Alberto Pasolini Zanelli
La stagione delle Convention è
stata breve ma intensa, contrassegnata soprattutto da un massiccio intervento
degli uni in quella che doveva essere una cosa degli altri. I repubblicani da
Cleveland hanno dedicato i due terzi del loro tempo a parlare e sparlare dei
democratici; che hanno risposto da Filadelfia dedicando ai repubblicani quasi
interamente il tempo riservato a un vero discorso politico, cercando di
presentarsi come eredi, oltre che della propria antica tradizione, anche di
posizioni del partito concorrente. Hanno chiuso le loro assise come le avevano
aperte: sparando a raffica su Donald Trump e ricoprendo di elogi affettuosi
Hillary Clinton. In questo hanno stravinto: nessun oratore favorevole a Trump è
riuscito, anzi neppure ha tentato di addolcire la sua figura con dello sciroppo
familiare. Sarebbe stato difficile competere con Hillary che ha definito se
stessa “figlia di una madre e madre di una figlia” nel tentativo di far venire
i lucciconi a elettrici non giovanissime.

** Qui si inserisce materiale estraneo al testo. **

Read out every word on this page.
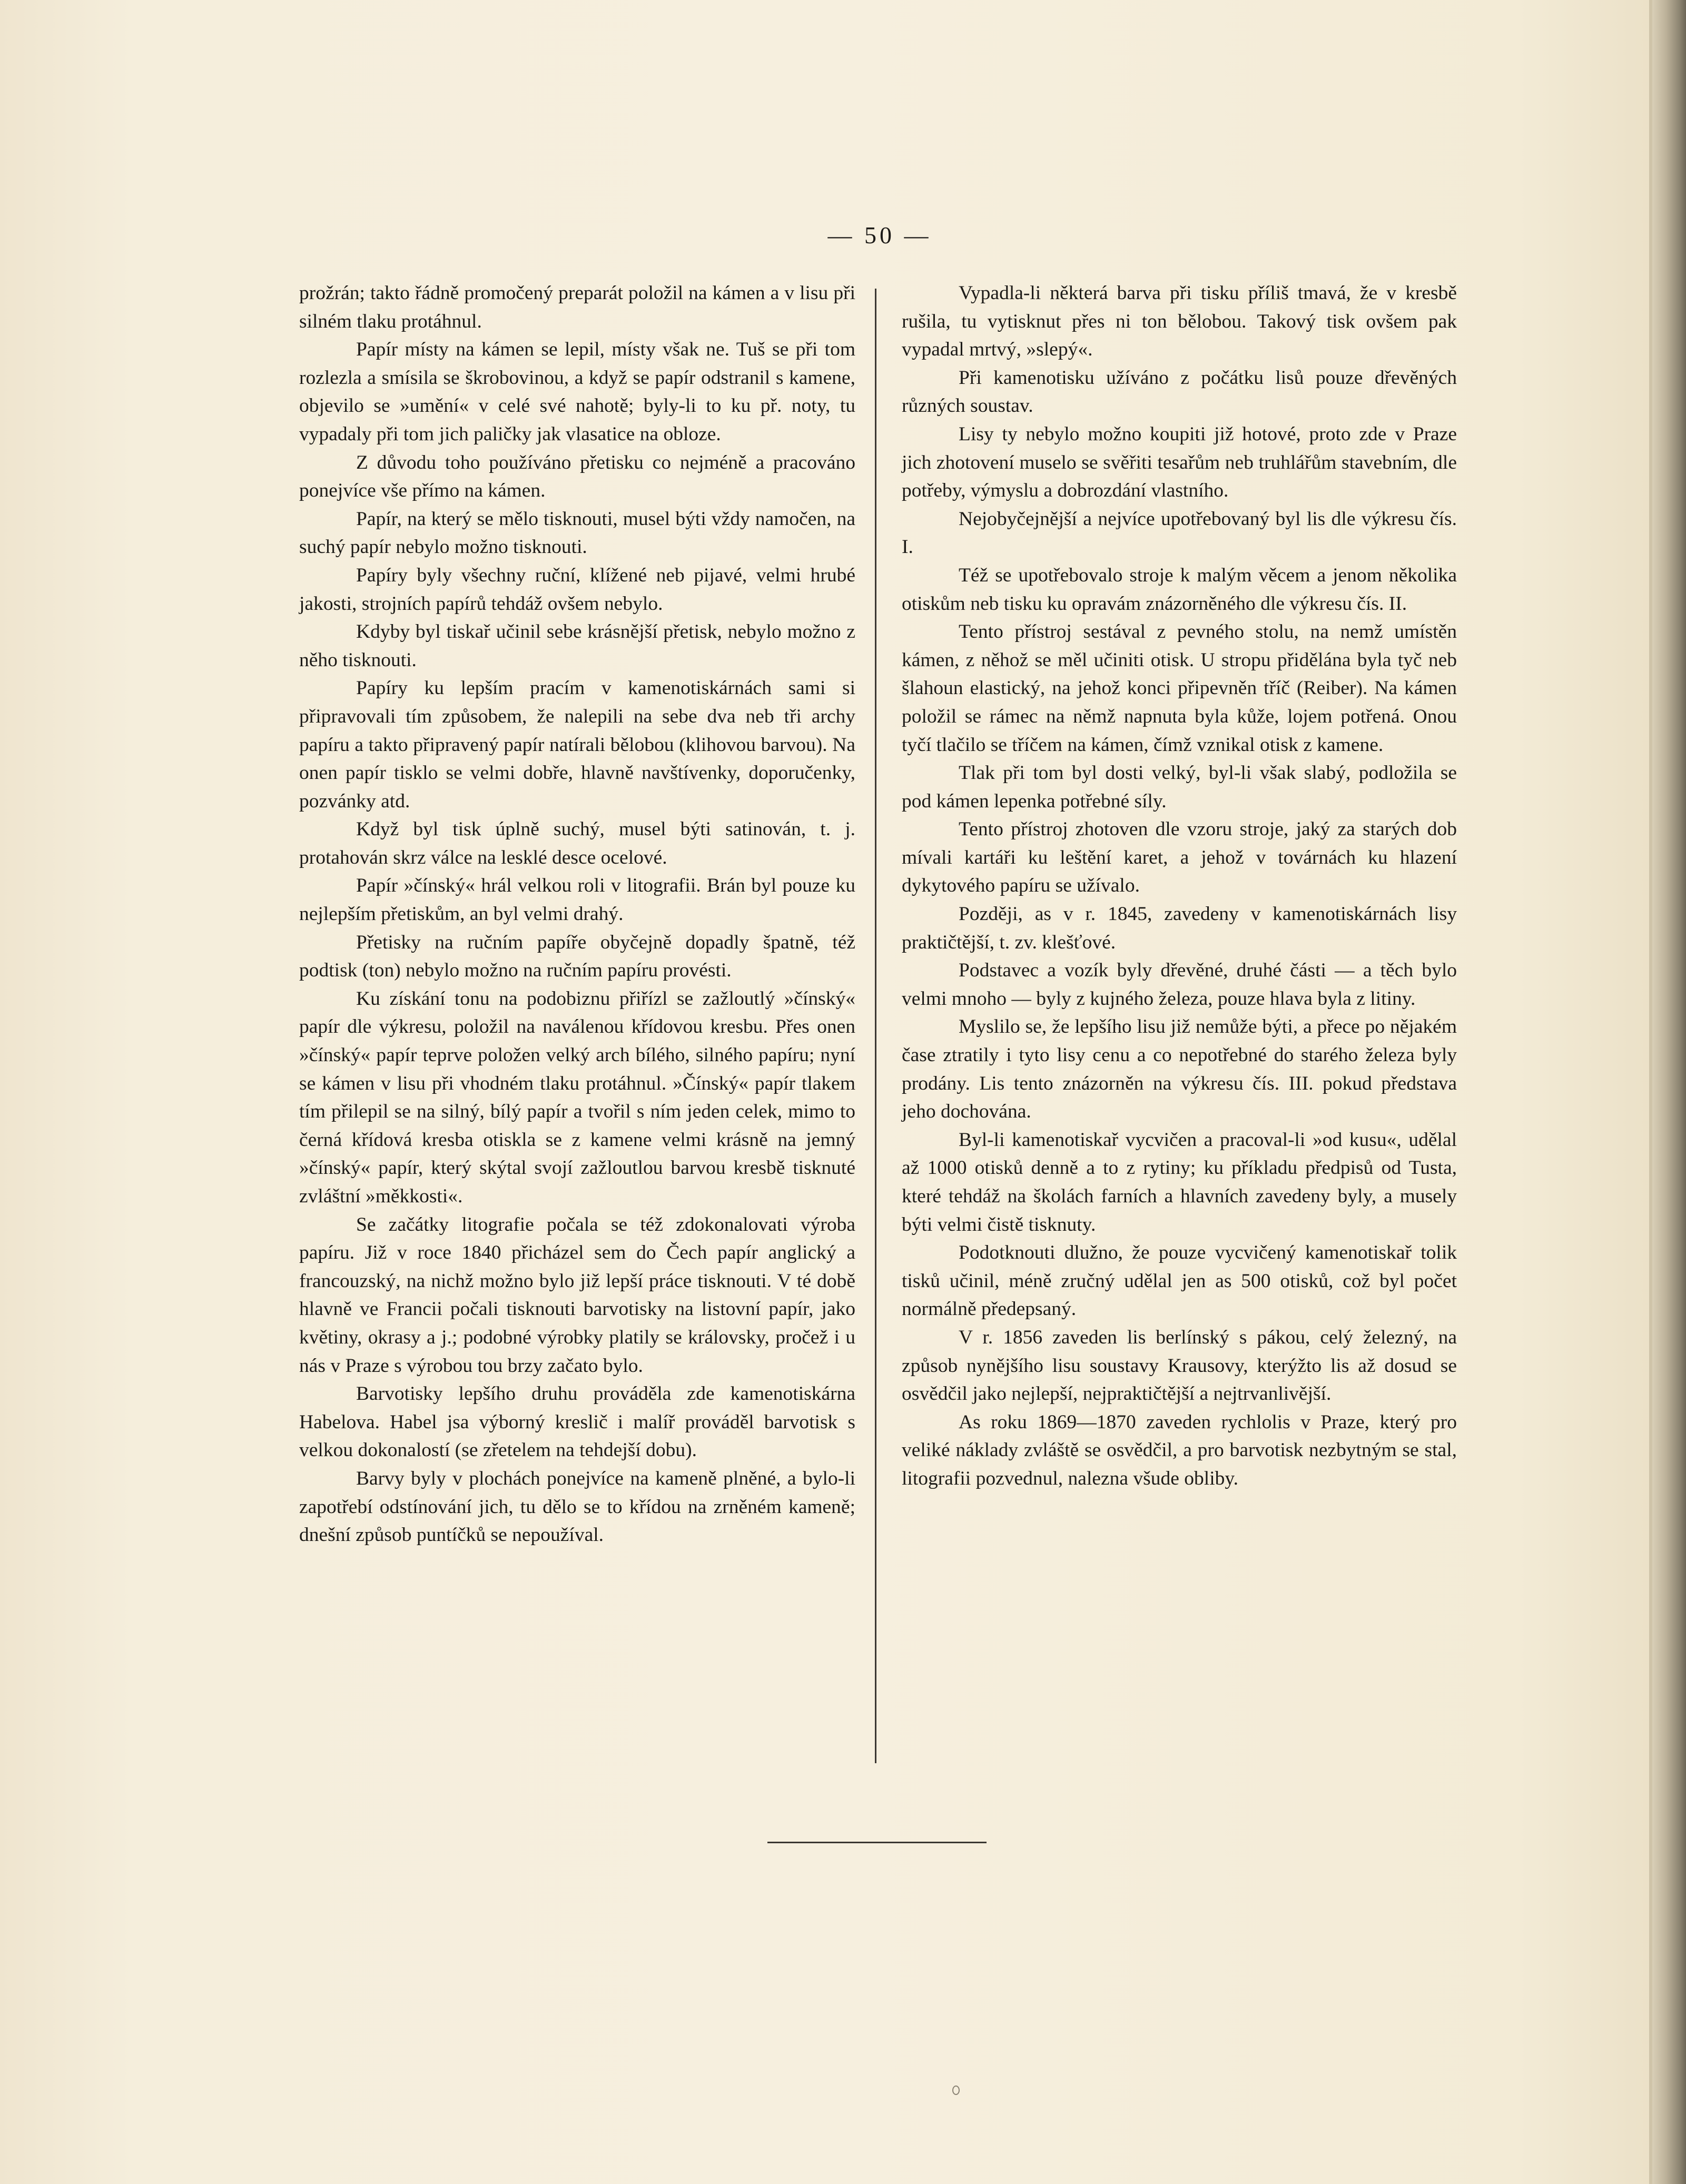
— 50 —

prožrán; takto řádně promočený preparát položil na kámen a v lisu při silném tlaku protáhnul.

Papír místy na kámen se lepil, místy však ne. Tuš se při tom rozlezla a smísila se škrobovinou, a když se papír odstranil s kamene, objevilo se »umění« v celé své nahotě; byly-li to ku př. noty, tu vypadaly při tom jich paličky jak vlasatice na obloze.

Z důvodu toho používáno přetisku co nejméně a pracováno ponejvíce vše přímo na kámen.

Papír, na který se mělo tisknouti, musel býti vždy namočen, na suchý papír nebylo možno tisknouti.

Papíry byly všechny ruční, klížené neb pijavé, velmi hrubé jakosti, strojních papírů tehdáž ovšem nebylo.

Kdyby byl tiskař učinil sebe krásnější přetisk, nebylo možno z něho tisknouti.

Papíry ku lepším pracím v kamenotiskárnách sami si připravovali tím způsobem, že nalepili na sebe dva neb tři archy papíru a takto připravený papír natírali bělobou (klihovou barvou). Na onen papír tisklo se velmi dobře, hlavně navštívenky, doporučenky, pozvánky atd.

Když byl tisk úplně suchý, musel býti satinován, t. j. protahován skrz válce na lesklé desce ocelové.

Papír »čínský« hrál velkou roli v litografii. Brán byl pouze ku nejlepším přetiskům, an byl velmi drahý.

Přetisky na ručním papíře obyčejně dopadly špatně, též podtisk (ton) nebylo možno na ručním papíru provésti.

Ku získání tonu na podobiznu přiřízl se zažloutlý »čínský« papír dle výkresu, položil na naválenou křídovou kresbu. Přes onen »čínský« papír teprve položen velký arch bílého, silného papíru; nyní se kámen v lisu při vhodném tlaku protáhnul. »Čínský« papír tlakem tím přilepil se na silný, bílý papír a tvořil s ním jeden celek, mimo to černá křídová kresba otiskla se z kamene velmi krásně na jemný »čínský« papír, který skýtal svojí zažloutlou barvou kresbě tisknuté zvláštní »měkkosti«.

Se začátky litografie počala se též zdokonalovati výroba papíru. Již v roce 1840 přicházel sem do Čech papír anglický a francouzský, na nichž možno bylo již lepší práce tisknouti. V té době hlavně ve Francii počali tisknouti barvotisky na listovní papír, jako květiny, okrasy a j.; podobné výrobky platily se královsky, pročež i u nás v Praze s výrobou tou brzy začato bylo.

Barvotisky lepšího druhu prováděla zde kamenotiskárna Habelova. Habel jsa výborný kreslič i malíř prováděl barvotisk s velkou dokonalostí (se zřetelem na tehdejší dobu).

Barvy byly v plochách ponejvíce na kameně plněné, a bylo-li zapotřebí odstínování jich, tu dělo se to křídou na zrněném kameně; dnešní způsob puntíčků se nepoužíval.

Vypadla-li některá barva při tisku příliš tmavá, že v kresbě rušila, tu vytisknut přes ni ton bělobou. Takový tisk ovšem pak vypadal mrtvý, »slepý«.

Při kamenotisku užíváno z počátku lisů pouze dřevěných různých soustav.

Lisy ty nebylo možno koupiti již hotové, proto zde v Praze jich zhotovení muselo se svěřiti tesařům neb truhlářům stavebním, dle potřeby, výmyslu a dobrozdání vlastního.

Nejobyčejnější a nejvíce upotřebovaný byl lis dle výkresu čís. I.

Též se upotřebovalo stroje k malým věcem a jenom několika otiskům neb tisku ku opravám znázorněného dle výkresu čís. II.

Tento přístroj sestával z pevného stolu, na nemž umístěn kámen, z něhož se měl učiniti otisk. U stropu přidělána byla tyč neb šlahoun elastický, na jehož konci připevněn tříč (Reiber). Na kámen položil se rámec na němž napnuta byla kůže, lojem potřená. Onou tyčí tlačilo se tříčem na kámen, čímž vznikal otisk z kamene.

Tlak při tom byl dosti velký, byl-li však slabý, podložila se pod kámen lepenka potřebné síly.

Tento přístroj zhotoven dle vzoru stroje, jaký za starých dob mívali kartáři ku leštění karet, a jehož v továrnách ku hlazení dykytového papíru se užívalo.

Později, as v r. 1845, zavedeny v kamenotiskárnách lisy praktičtější, t. zv. klešťové.

Podstavec a vozík byly dřevěné, druhé části — a těch bylo velmi mnoho — byly z kujného železa, pouze hlava byla z litiny.

Myslilo se, že lepšího lisu již nemůže býti, a přece po nějakém čase ztratily i tyto lisy cenu a co nepotřebné do starého železa byly prodány. Lis tento znázorněn na výkresu čís. III. pokud představa jeho dochována.

Byl-li kamenotiskař vycvičen a pracoval-li »od kusu«, udělal až 1000 otisků denně a to z rytiny; ku příkladu předpisů od Tusta, které tehdáž na školách farních a hlavních zavedeny byly, a musely býti velmi čistě tisknuty.

Podotknouti dlužno, že pouze vycvičený kamenotiskař tolik tisků učinil, méně zručný udělal jen as 500 otisků, což byl počet normálně předepsaný.

V r. 1856 zaveden lis berlínský s pákou, celý železný, na způsob nynějšího lisu soustavy Krausovy, kterýžto lis až dosud se osvědčil jako nejlepší, nejpraktičtější a nejtrvanlivější.

As roku 1869—1870 zaveden rychlolis v Praze, který pro veliké náklady zvláště se osvědčil, a pro barvotisk nezbytným se stal, litografii pozvednul, nalezna všude obliby.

Ma gli antagonismi non sono
riusciti a mettere del tutto nel cassetto i programmi, le promesse, le intenzioni.
Nei primi due Hillary si è dimostrata più accorta, generosa, strategicamente
astuta. Ha fatto sue gran parte delle proposte “socialiste” del suo ex rivale
Sanders, compresa l’abolizione della pena di morte: promessa che, visto l’umore
degli americani, non potrà mantenere mai.

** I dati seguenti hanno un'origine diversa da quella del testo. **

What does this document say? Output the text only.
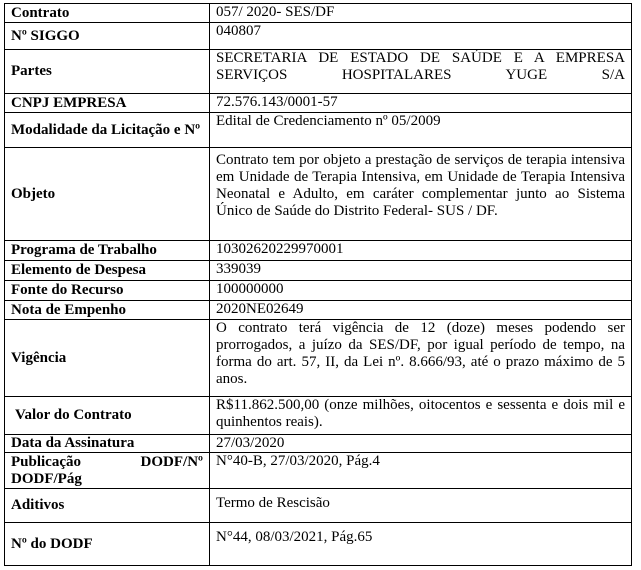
Contrato	057/ 2020- SES/DF
Nº SIGGO	040807
Partes	SECRETARIA DE ESTADO DE SAÚDE E A EMPRESA SERVIÇOS HOSPITALARES YUGE S/A
CNPJ EMPRESA	72.576.143/0001-57
Modalidade da Licitação e Nº	Edital de Credenciamento nº 05/2009
Objeto	Contrato tem por objeto a prestação de serviços de terapia intensiva em Unidade de Terapia Intensiva, em Unidade de Terapia Intensiva Neonatal e Adulto, em caráter complementar junto ao Sistema Único de Saúde do Distrito Federal- SUS / DF.
Programa de Trabalho	10302620229970001
Elemento de Despesa	339039
Fonte do Recurso	100000000
Nota de Empenho	2020NE02649
Vigência	O contrato terá vigência de 12 (doze) meses podendo ser prorrogados, a juízo da SES/DF, por igual período de tempo, na forma do art. 57, II, da Lei nº. 8.666/93, até o prazo máximo de 5 anos.
Valor do Contrato	R$11.862.500,00 (onze milhões, oitocentos e sessenta e dois mil e quinhentos reais).
Data da Assinatura	27/03/2020
Publicação DODF/Nº DODF/Pág	N°40-B, 27/03/2020, Pág.4
Aditivos	Termo de Rescisão
Nº do DODF	N°44, 08/03/2021, Pág.65
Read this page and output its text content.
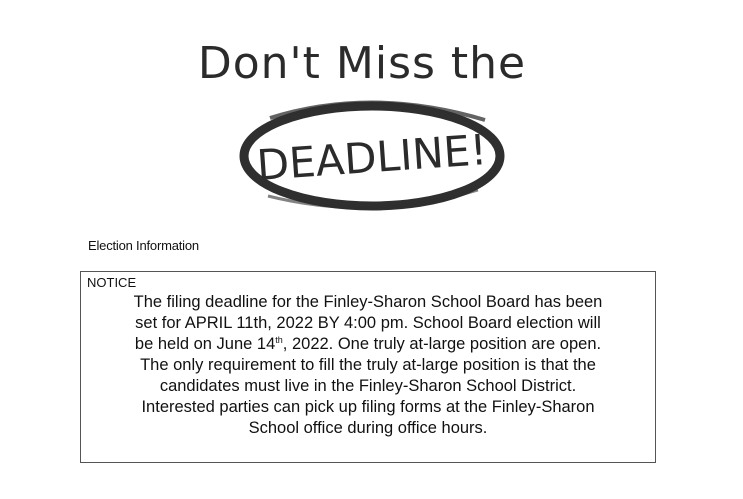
Don't Miss the
DEADLINE!
Election Information
NOTICE
The filing deadline for the Finley-Sharon School Board has been
set for APRIL 11th, 2022 BY 4:00 pm. School Board election will
be held on June 14th, 2022. One truly at-large position are open.
The only requirement to fill the truly at-large position is that the
candidates must live in the Finley-Sharon School District.
Interested parties can pick up filing forms at the Finley-Sharon
School office during office hours.
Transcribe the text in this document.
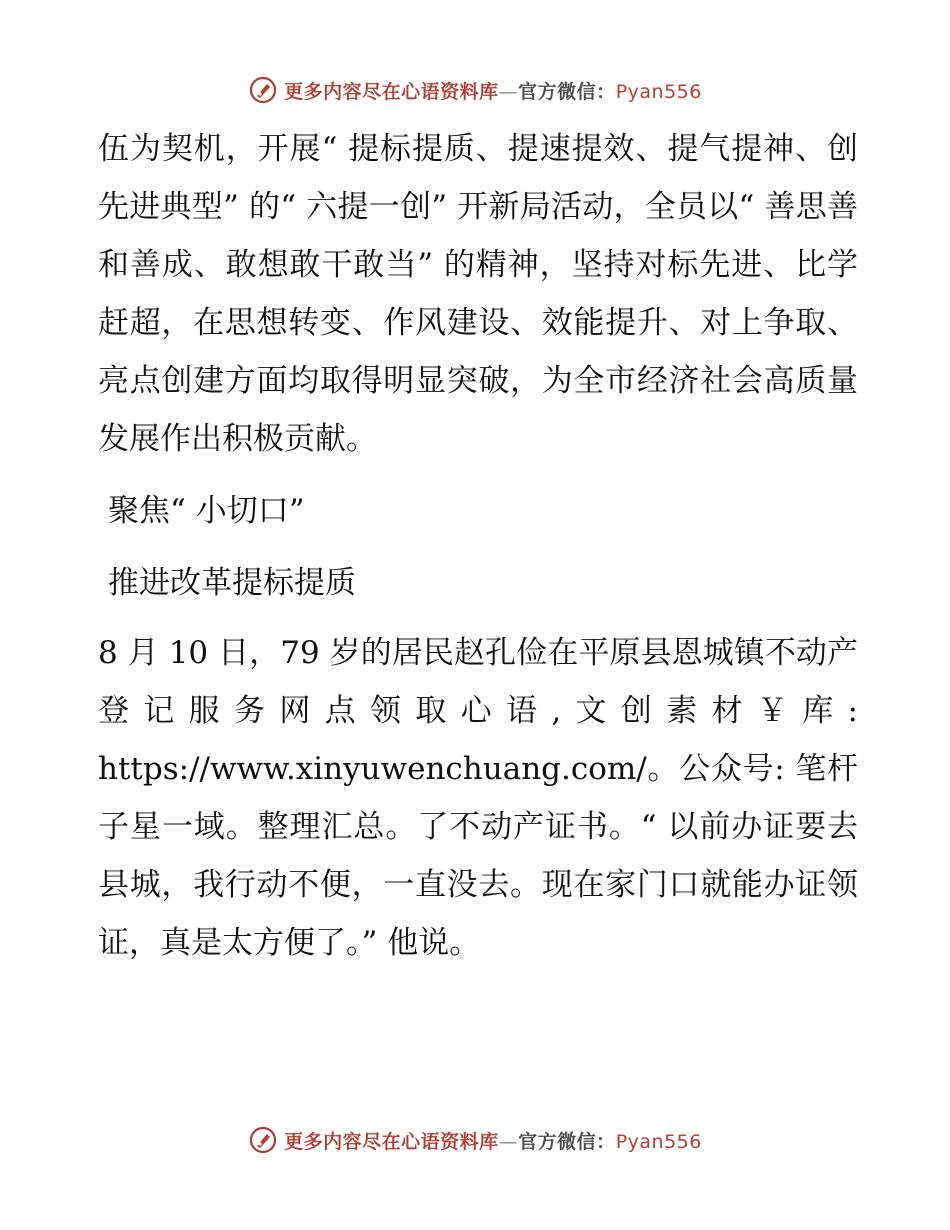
更多内容尽在心语资料库—官方微信：Pyan556

伍为契机，开展“ 提标提质、提速提效、提气提神、创先进典型” 的“ 六提一创” 开新局活动，全员以“ 善思善和善成、敢想敢干敢当” 的精神，坚持对标先进、比学赶超，在思想转变、作风建设、效能提升、对上争取、亮点创建方面均取得明显突破，为全市经济社会高质量发展作出积极贡献。

聚焦“ 小切口”

推进改革提标提质

8 月 10 日，79 岁的居民赵孔俭在平原县恩城镇不动产登记服务网点领取心语,文创素材￥库: https://www.xinyuwenchuang.com/。公众号: 笔杆子星一域。整理汇总。了不动产证书。“ 以前办证要去县城，我行动不便，一直没去。现在家门口就能办证领证，真是太方便了。” 他说。

更多内容尽在心语资料库—官方微信：Pyan556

Il contrasto più forte, sonoro,
impellente che è emerso dalle due Convenzioni è quello sulla politica estera.
Non è solo fra i due modi di porgere anche se tali possono essere state le
prime impressioni degli ascoltatori, destinatari delle “sparate” di Trump,
tutte intuizione e scarso controllo dei dati, costruite meno sulle soluzioni
proposte che sulla ossessiva ripetizione della parola “Io”, sia nella voce, sia
nella ricaduta nello scritto; in confronto alla puntualità puntigliosa della
Clinton, al suo linguaggio in apparenza perfino diplomatico ma punteggiato
anche di petulanti sorrisi. Dal confronto è uscita netta la contrapposizione;
fra un dilettante a volte roboante e molto sicuro dei propri istinti, immerso
nel presente senza mediazioni e una professionista carica di esperienza e di
dettagliata conoscenza di come va il mondo. Quello di ieri. Se mai vi fosse fra
le due concezioni una improbabile ipotesi di mediazione essa non verrebbe mai
in questo campo. Donald legge i giornali, ascolta le notizie, condivide le
pulsazioni del cittadino americano medio, Hillary legge i memoriali e
soprattutto, a quanto pare, rilegge quello che ha scritto quando era, in varie
vesti, nelle stanze del potere, da moglie del presidente, a senatore di New
York, a ministro degli Esteri. Le sue proposte sono coerenti, addirittura
immutabili, come se questo secolo riproponesse pari pari problemi e soluzioni
del secolo scorso. Ad ascoltare Hillary Clinton pare che la Guerra Fredda non
sia mai finita, che l’Estremo Oriente sia una terra lontana e semiesplorata;
che a Mosca ci sia ancora al potere il comunismo, che il Muro di Berlino non
sia mai caduto e che nel mondo arabo islamico non sia mai scoppiata la rivoluzione
le cui gesta ci aggrediscono ogni volta che gettiamo uno sguardo su un giornale
o su uno schermo televisivo. La candidata democratica alla presidenza 2017 non
ha mai pronunciato, nel suo discorso programmatico, le parole che definiscono
l’Isis. L’impressione è addirittura che lei ne prescinda e non è esatto. Più
probabile è che non sia disposta a rinunciare a problemi e soluzioni che la
affascinavano e potevano essere attuali prima che il mondo cambiasse. Hillary
candidata non se la sente di mettere nel cassetto la sua passione per la
Primavera Araba, inclusa perfino la Siria.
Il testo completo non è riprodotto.